The low point came in 2003, when business leaders launched a poorly conceived push for a new convention center that fizzled before it ever made it to the ballot. Corporate leaders, furious that Jane Campbell pulled the plug on a tax increase for the project, helped drive her from office two years later.
By 2007, when the county and MMPI proposed the Medical Mart, its motley crew of populist opponents often failed to weigh the risks and promise of the venture itself. Instead, they raged against the very idea that government should ever share tax money with a business. They slammed Hagan and Jimmy Dimora for their rushed, closed-door decision to raise the sales tax and threw Gateway's cost overruns back at Hagan, 17 years after the fact.

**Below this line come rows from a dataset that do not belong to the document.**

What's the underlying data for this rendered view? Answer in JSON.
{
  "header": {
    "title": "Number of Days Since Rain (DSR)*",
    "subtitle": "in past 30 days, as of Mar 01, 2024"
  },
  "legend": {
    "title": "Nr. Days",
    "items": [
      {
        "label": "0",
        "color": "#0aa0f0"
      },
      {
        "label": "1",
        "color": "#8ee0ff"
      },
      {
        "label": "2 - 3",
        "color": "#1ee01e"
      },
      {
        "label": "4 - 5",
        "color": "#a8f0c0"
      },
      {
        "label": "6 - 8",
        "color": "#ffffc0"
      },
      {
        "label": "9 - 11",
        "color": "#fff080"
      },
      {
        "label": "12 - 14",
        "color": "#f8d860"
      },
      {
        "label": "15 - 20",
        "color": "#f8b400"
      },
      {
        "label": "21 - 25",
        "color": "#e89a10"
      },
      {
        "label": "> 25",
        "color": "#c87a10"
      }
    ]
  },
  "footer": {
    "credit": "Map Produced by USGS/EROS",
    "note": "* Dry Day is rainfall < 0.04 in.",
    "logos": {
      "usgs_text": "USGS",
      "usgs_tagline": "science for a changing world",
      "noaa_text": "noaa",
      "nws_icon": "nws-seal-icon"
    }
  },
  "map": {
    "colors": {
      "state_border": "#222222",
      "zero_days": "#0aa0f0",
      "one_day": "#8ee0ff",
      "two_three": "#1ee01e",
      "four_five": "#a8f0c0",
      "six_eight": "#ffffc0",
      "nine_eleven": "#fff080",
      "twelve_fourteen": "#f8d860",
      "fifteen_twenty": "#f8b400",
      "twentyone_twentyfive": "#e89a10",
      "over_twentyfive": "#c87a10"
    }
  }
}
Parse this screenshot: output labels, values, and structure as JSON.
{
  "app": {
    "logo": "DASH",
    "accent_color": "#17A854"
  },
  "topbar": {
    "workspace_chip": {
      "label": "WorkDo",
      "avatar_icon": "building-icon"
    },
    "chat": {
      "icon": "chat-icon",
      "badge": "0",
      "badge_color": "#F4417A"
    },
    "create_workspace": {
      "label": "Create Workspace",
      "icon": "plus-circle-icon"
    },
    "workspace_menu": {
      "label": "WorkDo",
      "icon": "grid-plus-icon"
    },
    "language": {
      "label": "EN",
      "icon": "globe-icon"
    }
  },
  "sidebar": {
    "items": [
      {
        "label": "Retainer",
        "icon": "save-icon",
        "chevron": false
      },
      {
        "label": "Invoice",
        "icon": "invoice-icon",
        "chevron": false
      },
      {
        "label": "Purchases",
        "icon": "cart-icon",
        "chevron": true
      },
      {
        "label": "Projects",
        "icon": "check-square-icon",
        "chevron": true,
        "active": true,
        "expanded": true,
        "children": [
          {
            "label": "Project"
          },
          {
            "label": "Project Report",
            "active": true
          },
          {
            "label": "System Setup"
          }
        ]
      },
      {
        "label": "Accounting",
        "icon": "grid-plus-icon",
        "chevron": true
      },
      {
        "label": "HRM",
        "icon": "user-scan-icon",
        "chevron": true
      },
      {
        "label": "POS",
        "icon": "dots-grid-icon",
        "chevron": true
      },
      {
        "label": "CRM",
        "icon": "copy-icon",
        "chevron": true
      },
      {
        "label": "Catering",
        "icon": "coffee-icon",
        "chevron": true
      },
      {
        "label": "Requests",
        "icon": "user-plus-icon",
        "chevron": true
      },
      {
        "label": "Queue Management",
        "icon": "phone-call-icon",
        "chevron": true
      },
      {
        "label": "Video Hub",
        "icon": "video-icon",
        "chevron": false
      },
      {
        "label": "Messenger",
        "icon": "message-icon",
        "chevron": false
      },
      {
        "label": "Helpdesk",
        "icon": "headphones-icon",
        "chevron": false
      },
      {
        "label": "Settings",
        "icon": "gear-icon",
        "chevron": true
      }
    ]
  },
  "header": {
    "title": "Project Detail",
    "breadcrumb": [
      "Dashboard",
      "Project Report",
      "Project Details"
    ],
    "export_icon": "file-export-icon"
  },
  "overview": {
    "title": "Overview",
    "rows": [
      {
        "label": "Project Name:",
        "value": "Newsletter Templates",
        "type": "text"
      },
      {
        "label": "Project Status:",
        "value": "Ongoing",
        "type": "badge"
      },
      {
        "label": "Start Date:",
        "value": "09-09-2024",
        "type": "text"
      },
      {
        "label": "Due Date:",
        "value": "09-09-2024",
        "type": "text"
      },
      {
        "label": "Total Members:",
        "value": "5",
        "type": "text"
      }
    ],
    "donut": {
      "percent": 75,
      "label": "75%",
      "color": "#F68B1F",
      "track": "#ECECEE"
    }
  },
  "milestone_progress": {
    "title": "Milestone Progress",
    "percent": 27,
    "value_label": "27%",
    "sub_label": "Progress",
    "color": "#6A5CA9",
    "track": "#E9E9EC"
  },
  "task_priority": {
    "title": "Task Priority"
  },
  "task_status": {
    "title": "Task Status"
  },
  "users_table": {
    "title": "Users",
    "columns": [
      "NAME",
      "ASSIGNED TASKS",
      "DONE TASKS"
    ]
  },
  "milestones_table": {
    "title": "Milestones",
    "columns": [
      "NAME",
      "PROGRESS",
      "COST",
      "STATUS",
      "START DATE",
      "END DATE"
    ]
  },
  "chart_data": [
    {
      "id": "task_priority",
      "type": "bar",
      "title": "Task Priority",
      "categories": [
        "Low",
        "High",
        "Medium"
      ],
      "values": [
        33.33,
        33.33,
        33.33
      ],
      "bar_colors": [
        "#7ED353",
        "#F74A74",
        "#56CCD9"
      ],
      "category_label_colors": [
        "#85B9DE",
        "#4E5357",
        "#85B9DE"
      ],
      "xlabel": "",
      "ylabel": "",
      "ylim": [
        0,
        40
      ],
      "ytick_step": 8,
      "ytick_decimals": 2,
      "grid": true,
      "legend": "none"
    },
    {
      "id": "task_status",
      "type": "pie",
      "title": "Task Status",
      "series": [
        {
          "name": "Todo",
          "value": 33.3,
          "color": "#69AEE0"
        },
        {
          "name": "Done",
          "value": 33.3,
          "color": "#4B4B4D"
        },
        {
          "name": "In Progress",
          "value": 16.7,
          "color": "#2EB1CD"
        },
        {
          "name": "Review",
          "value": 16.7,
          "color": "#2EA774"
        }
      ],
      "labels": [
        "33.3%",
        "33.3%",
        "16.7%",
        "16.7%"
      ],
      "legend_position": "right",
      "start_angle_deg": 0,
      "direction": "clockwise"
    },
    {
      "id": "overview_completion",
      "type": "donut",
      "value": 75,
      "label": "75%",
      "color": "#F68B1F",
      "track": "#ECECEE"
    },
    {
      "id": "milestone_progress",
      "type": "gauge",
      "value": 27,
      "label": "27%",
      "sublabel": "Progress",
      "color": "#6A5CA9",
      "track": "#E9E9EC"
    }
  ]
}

The critics had their merits: They asked good questions about democracy and transparency. They probably stiffened the county negotiators' spines, pressing them to extract stronger protections against cost overruns. But the populists couldn't see something that Voinovich always saw: Cleveland's glassy, half-empty downtown could be all empty.
"We should try to use our existing economic resources to channel future growth and development into our area," Voinovich told the Growth Association in 1980. "Chronic unemployment, the flight of business from the city and the resultant erosion of our municipal tax base must be stopped."
It all sounds like our woes in 2010 — except now, the economic changes that battered Cleveland itself in 1980 have wounded all of Northeast Ohio. Pan back on the map, and the resurgent downtown of the '80s and '90s looks like neither a success nor a failure, but a rear-guard action against sprawl and Rust Belt decline.
"At this stage in my life, I grieve for my city and my county," Voinovich said last year when he endorsed Issue 6, Cuyahoga County's new charter. "The citizens of this county know the ship's sinking." When voters passed the charter, he celebrated, saying, "Another vessel is in place to carry this county forward."
A two-way partnership isn't nearly enough to counter all the forces wearing down Northeast Ohio's economy. So a new generation of leaders, such as Cleveland Mayor Frank Jackson and county executive-elect Ed FitzGerald, are talking about new ways for cities and suburbs to cooperate, from pledging not to use tax breaks to lure companies out of neighboring towns to sharing increased tax revenue from new businesses.
Meanwhile, the county charter calls for FitzGerald and Jackson to sit down with suburban leaders and representatives of labor, nonprofits and business next year to develop a new economic strategy for the region.
Voinovich may be retiring, but his philosophy of partnership has become so ingrained in Greater Cleveland's thinking, it's written right into our new government.